Sometimes when venture capital investors listen to pitches from a founder a product really wows the investors. They clearly see the value of the product. They even acknowledge that they may become an enthusiastic customer—but they don’t make an investment. Their reason is that the presentation was necessary in order for them to see the value. In other words, without the presentation, if they had merely seen the product on a store shelf, they would have walked right by. When understanding the value of a product requires education, the company is faced with a huge marketing problem. The need to educate a customer in order to communicate value is a challenge that the investors usually consider too insurmountable to make an investment.

Some products suffer from this challenge. But pretty much all creative services face the prospect education problem. When selling requires presentation, your marketing is not doing the heavy lifting that it needs to. In order to effectively market a creative practice, we must face this challenge head on.

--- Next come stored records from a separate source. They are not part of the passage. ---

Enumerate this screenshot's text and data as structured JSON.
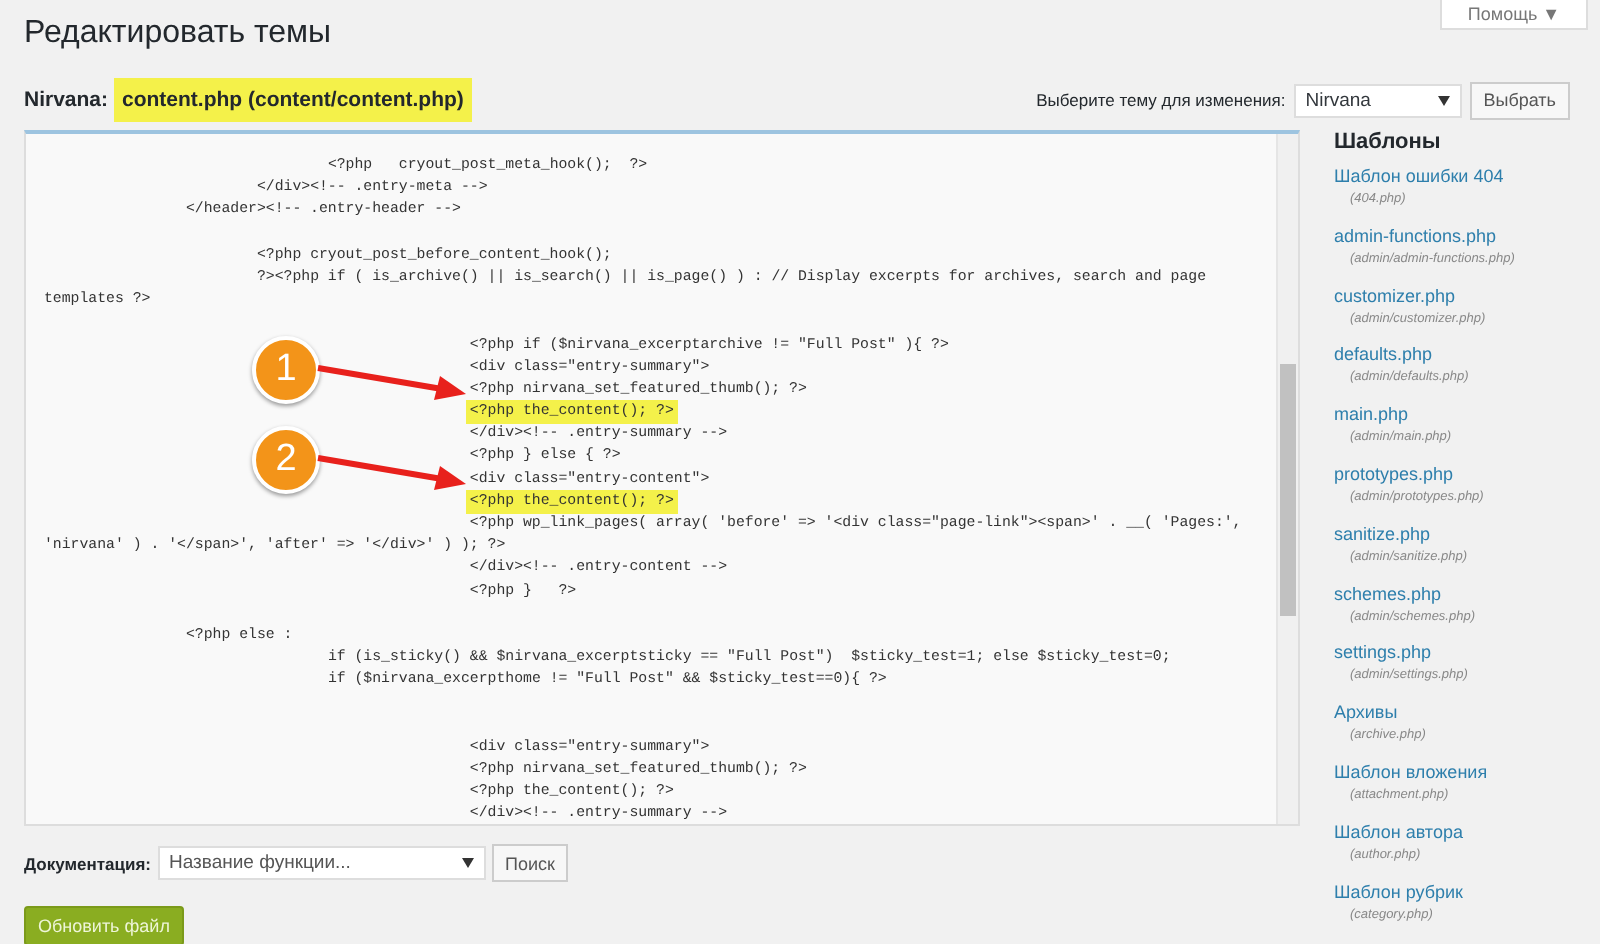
{
  "page_title": "Редактировать темы",
  "help_button": "Помощь ▼",
  "file_heading": {
    "theme": "Nirvana:",
    "file": "content.php (content/content.php)",
    "highlighted": true
  },
  "theme_picker": {
    "label": "Выберите тему для изменения:",
    "value": "Nirvana",
    "button": "Выбрать"
  },
  "code_lines": [
    {
      "kind": "code",
      "text": "                                <?php   cryout_post_meta_hook();  ?>",
      "highlighted": false
    },
    {
      "kind": "code",
      "text": "                        </div><!-- .entry-meta -->",
      "highlighted": false
    },
    {
      "kind": "code",
      "text": "                </header><!-- .entry-header -->",
      "highlighted": false
    },
    {
      "kind": "blank"
    },
    {
      "kind": "code",
      "text": "                        <?php cryout_post_before_content_hook();",
      "highlighted": false
    },
    {
      "kind": "code",
      "text": "                        ?><?php if ( is_archive() || is_search() || is_page() ) : // Display excerpts for archives, search and page",
      "highlighted": false
    },
    {
      "kind": "code",
      "text": "templates ?>",
      "highlighted": false
    },
    {
      "kind": "blank"
    },
    {
      "kind": "code",
      "text": "                                                <?php if ($nirvana_excerptarchive != \"Full Post\" ){ ?>",
      "highlighted": false
    },
    {
      "kind": "code",
      "text": "                                                <div class=\"entry-summary\">",
      "highlighted": false
    },
    {
      "kind": "code",
      "text": "                                                <?php nirvana_set_featured_thumb(); ?>",
      "highlighted": false
    },
    {
      "kind": "code",
      "text": "                                                <?php the_content(); ?>",
      "highlighted": true,
      "marker": "1"
    },
    {
      "kind": "code",
      "text": "                                                </div><!-- .entry-summary -->",
      "highlighted": false
    },
    {
      "kind": "code",
      "text": "                                                <?php } else { ?>",
      "highlighted": false
    },
    {
      "kind": "code",
      "text": "                                                <div class=\"entry-content\">",
      "highlighted": false
    },
    {
      "kind": "code",
      "text": "                                                <?php the_content(); ?>",
      "highlighted": true,
      "marker": "2"
    },
    {
      "kind": "code",
      "text": "                                                <?php wp_link_pages( array( 'before' => '<div class=\"page-link\"><span>' . __( 'Pages:',",
      "highlighted": false
    },
    {
      "kind": "code",
      "text": "'nirvana' ) . '</span>', 'after' => '</div>' ) ); ?>",
      "highlighted": false
    },
    {
      "kind": "code",
      "text": "                                                </div><!-- .entry-content -->",
      "highlighted": false
    },
    {
      "kind": "code",
      "text": "                                                <?php }   ?>",
      "highlighted": false
    },
    {
      "kind": "blank"
    },
    {
      "kind": "code",
      "text": "                <?php else :",
      "highlighted": false
    },
    {
      "kind": "code",
      "text": "                                if (is_sticky() && $nirvana_excerptsticky == \"Full Post\")  $sticky_test=1; else $sticky_test=0;",
      "highlighted": false
    },
    {
      "kind": "code",
      "text": "                                if ($nirvana_excerpthome != \"Full Post\" && $sticky_test==0){ ?>",
      "highlighted": false
    },
    {
      "kind": "blank"
    },
    {
      "kind": "blank"
    },
    {
      "kind": "code",
      "text": "                                                <div class=\"entry-summary\">",
      "highlighted": false
    },
    {
      "kind": "code",
      "text": "                                                <?php nirvana_set_featured_thumb(); ?>",
      "highlighted": false
    },
    {
      "kind": "code",
      "text": "                                                <?php the_content(); ?>",
      "highlighted": false
    },
    {
      "kind": "code",
      "text": "                                                </div><!-- .entry-summary -->",
      "highlighted": false
    }
  ],
  "templates": {
    "title": "Шаблоны",
    "items": [
      {
        "name": "Шаблон ошибки 404",
        "path": "(404.php)"
      },
      {
        "name": "admin-functions.php",
        "path": "(admin/admin-functions.php)"
      },
      {
        "name": "customizer.php",
        "path": "(admin/customizer.php)"
      },
      {
        "name": "defaults.php",
        "path": "(admin/defaults.php)"
      },
      {
        "name": "main.php",
        "path": "(admin/main.php)"
      },
      {
        "name": "prototypes.php",
        "path": "(admin/prototypes.php)"
      },
      {
        "name": "sanitize.php",
        "path": "(admin/sanitize.php)"
      },
      {
        "name": "schemes.php",
        "path": "(admin/schemes.php)"
      },
      {
        "name": "settings.php",
        "path": "(admin/settings.php)"
      },
      {
        "name": "Архивы",
        "path": "(archive.php)"
      },
      {
        "name": "Шаблон вложения",
        "path": "(attachment.php)"
      },
      {
        "name": "Шаблон автора",
        "path": "(author.php)"
      },
      {
        "name": "Шаблон рубрик",
        "path": "(category.php)"
      }
    ]
  },
  "documentation": {
    "label": "Документация:",
    "placeholder": "Название функции...",
    "button": "Поиск"
  },
  "update_button": "Обновить файл"
}
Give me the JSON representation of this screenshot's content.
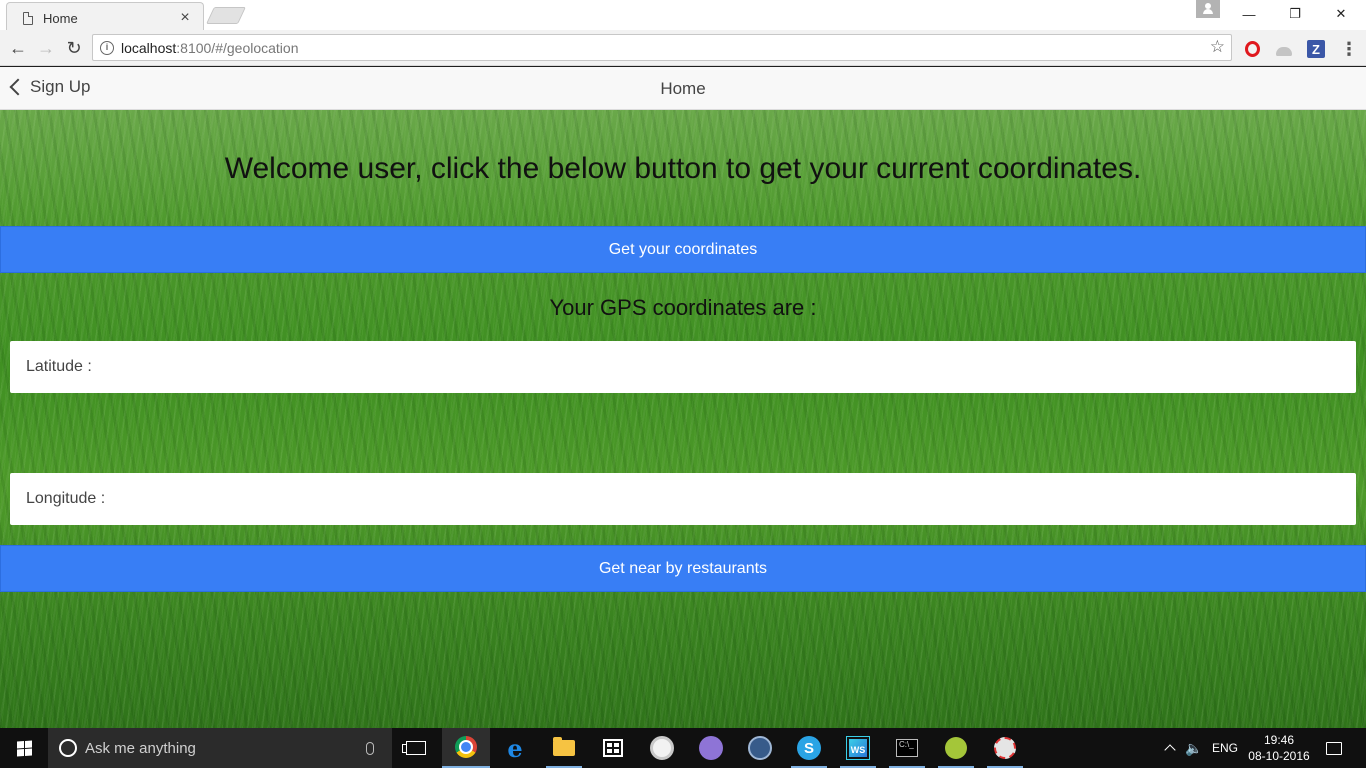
{
  "browser": {
    "tab_title": "Home",
    "url_host": "localhost",
    "url_path": ":8100/#/geolocation"
  },
  "header": {
    "back_label": "Sign Up",
    "title": "Home"
  },
  "content": {
    "welcome": "Welcome user, click the below button to get your current coordinates.",
    "get_coords_button": "Get your coordinates",
    "gps_heading": "Your GPS coordinates are :",
    "latitude_label": "Latitude :",
    "latitude_value": "",
    "longitude_label": "Longitude :",
    "longitude_value": "",
    "restaurants_button": "Get near by restaurants"
  },
  "taskbar": {
    "search_placeholder": "Ask me anything",
    "store_label": "",
    "lang": "ENG",
    "time": "19:46",
    "date": "08-10-2016"
  },
  "colors": {
    "primary": "#387ef5",
    "header_bg": "#f8f8f8",
    "taskbar_bg": "#101010"
  }
}
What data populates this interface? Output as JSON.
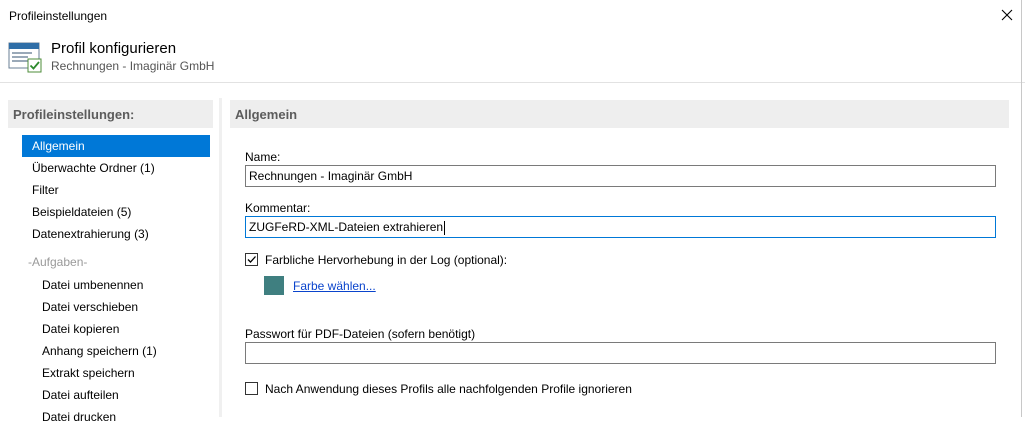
{
  "window": {
    "title": "Profileinstellungen",
    "close_icon": "close-icon"
  },
  "header": {
    "title": "Profil konfigurieren",
    "subtitle": "Rechnungen - Imaginär GmbH",
    "icon": "profile-config-icon"
  },
  "sidebar": {
    "header": "Profileinstellungen:",
    "items": [
      {
        "label": "Allgemein",
        "selected": true
      },
      {
        "label": "Überwachte Ordner (1)"
      },
      {
        "label": "Filter"
      },
      {
        "label": "Beispieldateien (5)"
      },
      {
        "label": "Datenextrahierung (3)"
      }
    ],
    "group_label": "-Aufgaben-",
    "tasks": [
      {
        "label": "Datei umbenennen"
      },
      {
        "label": "Datei verschieben"
      },
      {
        "label": "Datei kopieren"
      },
      {
        "label": "Anhang speichern (1)"
      },
      {
        "label": "Extrakt speichern"
      },
      {
        "label": "Datei aufteilen"
      },
      {
        "label": "Datei drucken"
      }
    ]
  },
  "main": {
    "section_title": "Allgemein",
    "name_label": "Name:",
    "name_value": "Rechnungen - Imaginär GmbH",
    "comment_label": "Kommentar:",
    "comment_value": "ZUGFeRD-XML-Dateien extrahieren",
    "highlight_label": "Farbliche Hervorhebung in der Log (optional):",
    "highlight_checked": true,
    "highlight_color": "#3f7f80",
    "choose_color_link": "Farbe wählen...",
    "password_label": "Passwort für PDF-Dateien (sofern benötigt)",
    "password_value": "",
    "ignore_label": "Nach Anwendung dieses Profils alle nachfolgenden Profile ignorieren",
    "ignore_checked": false
  },
  "colors": {
    "accent": "#0078d7",
    "link": "#0a44cc",
    "section_bg": "#eeeeee"
  }
}
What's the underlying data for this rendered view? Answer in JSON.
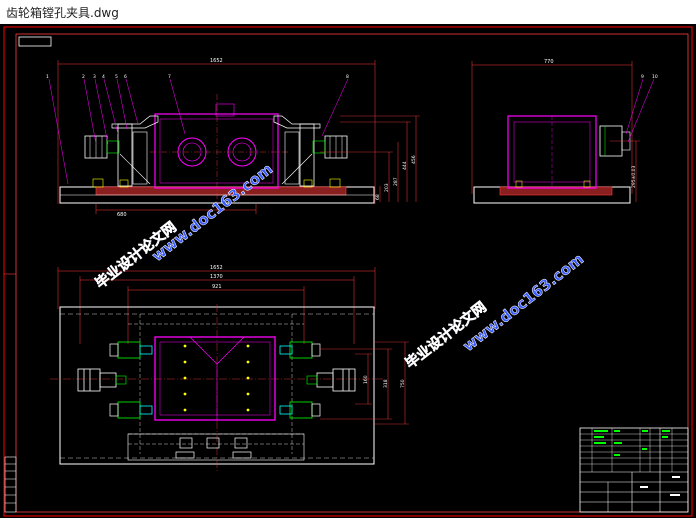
{
  "window": {
    "title": "齿轮箱镗孔夹具.dwg"
  },
  "colors": {
    "background": "#000000",
    "frame": "#ff0000",
    "dim": "#ff3b3b",
    "part": "#ffffff",
    "magenta": "#ff00ff",
    "green": "#00ff00",
    "cyan": "#00ffff",
    "yellow": "#ffff00",
    "watermark": "#3a5bff"
  },
  "front_view": {
    "dim_total": "1652",
    "dim_base": "680",
    "dims_right": [
      "68",
      "203",
      "287",
      "444",
      "456"
    ],
    "balloons": [
      "1",
      "2",
      "3",
      "4",
      "5",
      "6",
      "7",
      "8"
    ]
  },
  "side_view": {
    "dim_total": "770",
    "dim_height": "295±0.03",
    "balloons": [
      "9",
      "10"
    ]
  },
  "top_view": {
    "dims_top": [
      "1652",
      "1370",
      "921"
    ],
    "dims_right": [
      "160",
      "318",
      "750"
    ]
  },
  "watermarks": {
    "site1": "www.doc163.com",
    "cn1": "毕业设计论文网",
    "site2": "www.doc163.com",
    "cn2": "毕业设计论文网"
  }
}
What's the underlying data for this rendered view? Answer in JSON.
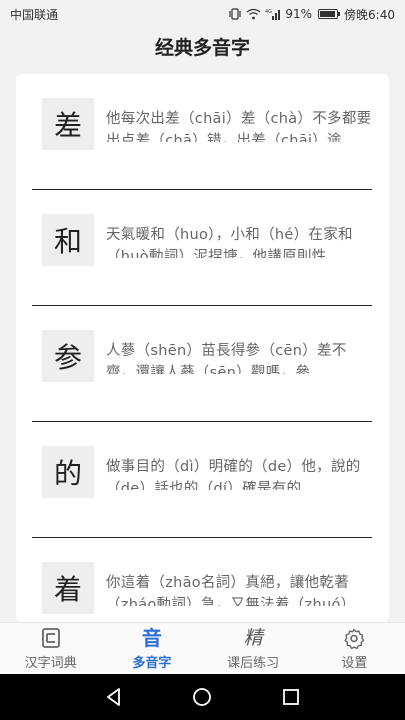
{
  "status_bar": {
    "carrier": "中国联通",
    "battery": "91%",
    "time": "傍晚6:40"
  },
  "header": {
    "title": "经典多音字"
  },
  "items": [
    {
      "char": "差",
      "example": "他每次出差（chāi）差（chà）不多都要出点差（chā）错，出差（chāi）途"
    },
    {
      "char": "和",
      "example": "天氣暖和（huo），小和（hé）在家和（huò動詞）泥捏塘，他講原則性"
    },
    {
      "char": "参",
      "example": "人蔘（shēn）苗長得參（cēn）差不齊，還讓人蔘（sēn）觀嗎，參"
    },
    {
      "char": "的",
      "example": "做事目的（dì）明確的（de）他，說的（de）話也的（dí）確是有的"
    },
    {
      "char": "着",
      "example": "你這着（zhāo名詞）真絕，讓他乾著（zháo動詞）急，又無法着（zhuó）"
    }
  ],
  "tabs": [
    {
      "label": "汉字词典",
      "icon": "dictionary-icon"
    },
    {
      "label": "多音字",
      "icon": "polyphone-icon"
    },
    {
      "label": "课后练习",
      "icon": "practice-icon"
    },
    {
      "label": "设置",
      "icon": "gear-icon"
    }
  ],
  "active_tab": "多音字",
  "colors": {
    "accent": "#2a6fd6",
    "divider": "#222222",
    "char_bg": "#eeeeee"
  }
}
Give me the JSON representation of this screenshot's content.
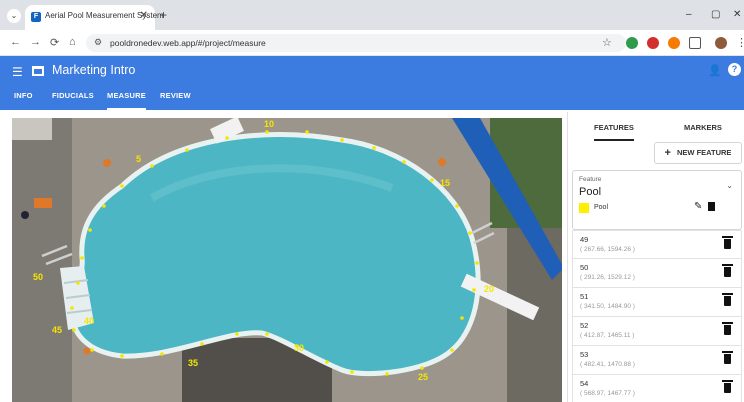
{
  "browser": {
    "tab_title": "Aerial Pool Measurement System",
    "favicon_letter": "F",
    "close_glyph": "✕",
    "new_tab_glyph": "+",
    "url": "pooldronedev.web.app/#/project/measure",
    "back_glyph": "←",
    "forward_glyph": "→",
    "reload_glyph": "⟳",
    "home_glyph": "⌂",
    "star_glyph": "☆",
    "minimize_glyph": "–",
    "maximize_glyph": "▢",
    "window_close_glyph": "✕",
    "extension_colors": [
      "#2e9c4a",
      "#d32f2f",
      "#f57c00",
      "#616161"
    ]
  },
  "app": {
    "title": "Marketing Intro",
    "menu_glyph": "☰",
    "account_glyph": "👤",
    "help_glyph": "?",
    "brand_color": "#3c7be0",
    "tabs": [
      {
        "label": "INFO",
        "active": false
      },
      {
        "label": "FIDUCIALS",
        "active": false
      },
      {
        "label": "MEASURE",
        "active": true
      },
      {
        "label": "REVIEW",
        "active": false
      }
    ]
  },
  "map": {
    "marker_labels": [
      "5",
      "10",
      "15",
      "20",
      "25",
      "30",
      "35",
      "40",
      "45",
      "50"
    ],
    "marker_color": "#f5e600",
    "water_color": "#4cb6c4"
  },
  "panel": {
    "tabs": [
      {
        "label": "FEATURES",
        "active": true
      },
      {
        "label": "MARKERS",
        "active": false
      }
    ],
    "new_feature_label": "NEW FEATURE",
    "new_feature_glyph": "+",
    "feature": {
      "field_label": "Feature",
      "value": "Pool",
      "chevron_glyph": "⌄",
      "swatch_label": "Pool",
      "swatch_color": "#ffee00",
      "edit_glyph": "✎",
      "delete_glyph": "🗑"
    },
    "points": [
      {
        "id": "49",
        "coords": "( 267.66, 1594.26 )"
      },
      {
        "id": "50",
        "coords": "( 291.26, 1529.12 )"
      },
      {
        "id": "51",
        "coords": "( 341.50, 1484.90 )"
      },
      {
        "id": "52",
        "coords": "( 412.87, 1465.11 )"
      },
      {
        "id": "53",
        "coords": "( 482.41, 1470.88 )"
      },
      {
        "id": "54",
        "coords": "( 568.97, 1467.77 )"
      }
    ]
  }
}
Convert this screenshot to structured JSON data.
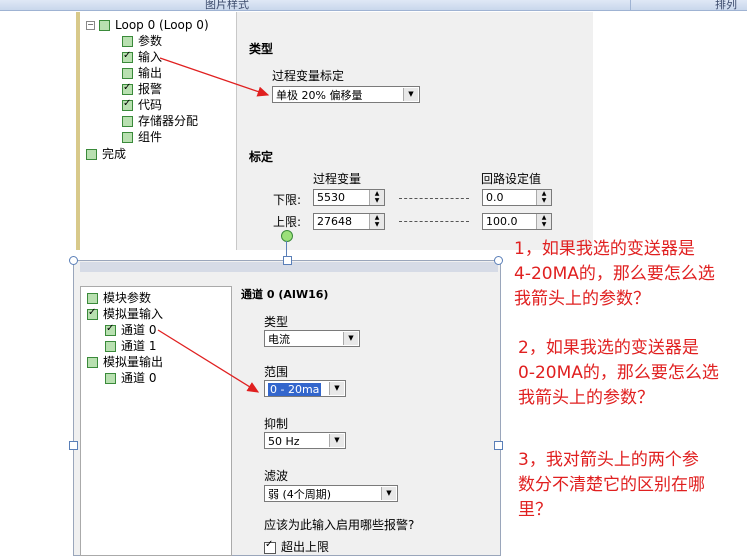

What Your Prospects Already Know

At one level, every business understands their need for a logo, a website, and other supporting tools for them to operate as a business. We don’t need to educate them about that. But let’s reconsider the topic of competition again from this perspective. If your prospect knows that they need a logo, a website, and some other collateral, and they survey the landscape for sources to provide these services, how do they know the difference between your branding services and your competitor’s? Or, for that matter, how do they know the difference between your multi-thousand dollar offerings, and what they see that they can get for a few hundred on Fiverr or Upwork? Or generate using AI?

This gulf is your prospect education problem. And it’s a big one. It’s an uphill climb. Writing a couple of posts on the importance of branding, featuring case studies on Apple or Nike, is not going to cut it.

PinPoint Positioning to the Rescue

This brings us back again to the topic of PinPoint Positioning. There really is no solution to the prospect education problem for the generalist creative firm. If you were to pitch investor an with about the importance of branding, as a generalist, they would drop out.

Creative specialists, on the other hand, with strategic and tactical insights into specific applications of branding within focused industries, are able to communicate value and justify higher rates and fees.

The more readily your prospect can connect their needs with your solution, without long conversations, or in-depth presentations, the more your marketing will deliver prospects ready to invest in the value you offer. The more general your pitch, the more you will need to rely on your presentation. But getting to that all important presentation will not likely be aided by your marketing efforts, rather you’ll need to depend on other avenues such as referrals and recommendations—which leave you without control, and exceedingly vulnerable to competition.

Now when you specialize, you do reduce the overall size of your market (at least that which you actively seek) from anyone with a business to those within your niche. But as any expert marketer will tell you, “There’s riches in the niches.”

Don’t be a generalist, with a huge prospect education problem, with vulnerabilities from competition, with over-leverage and low margins.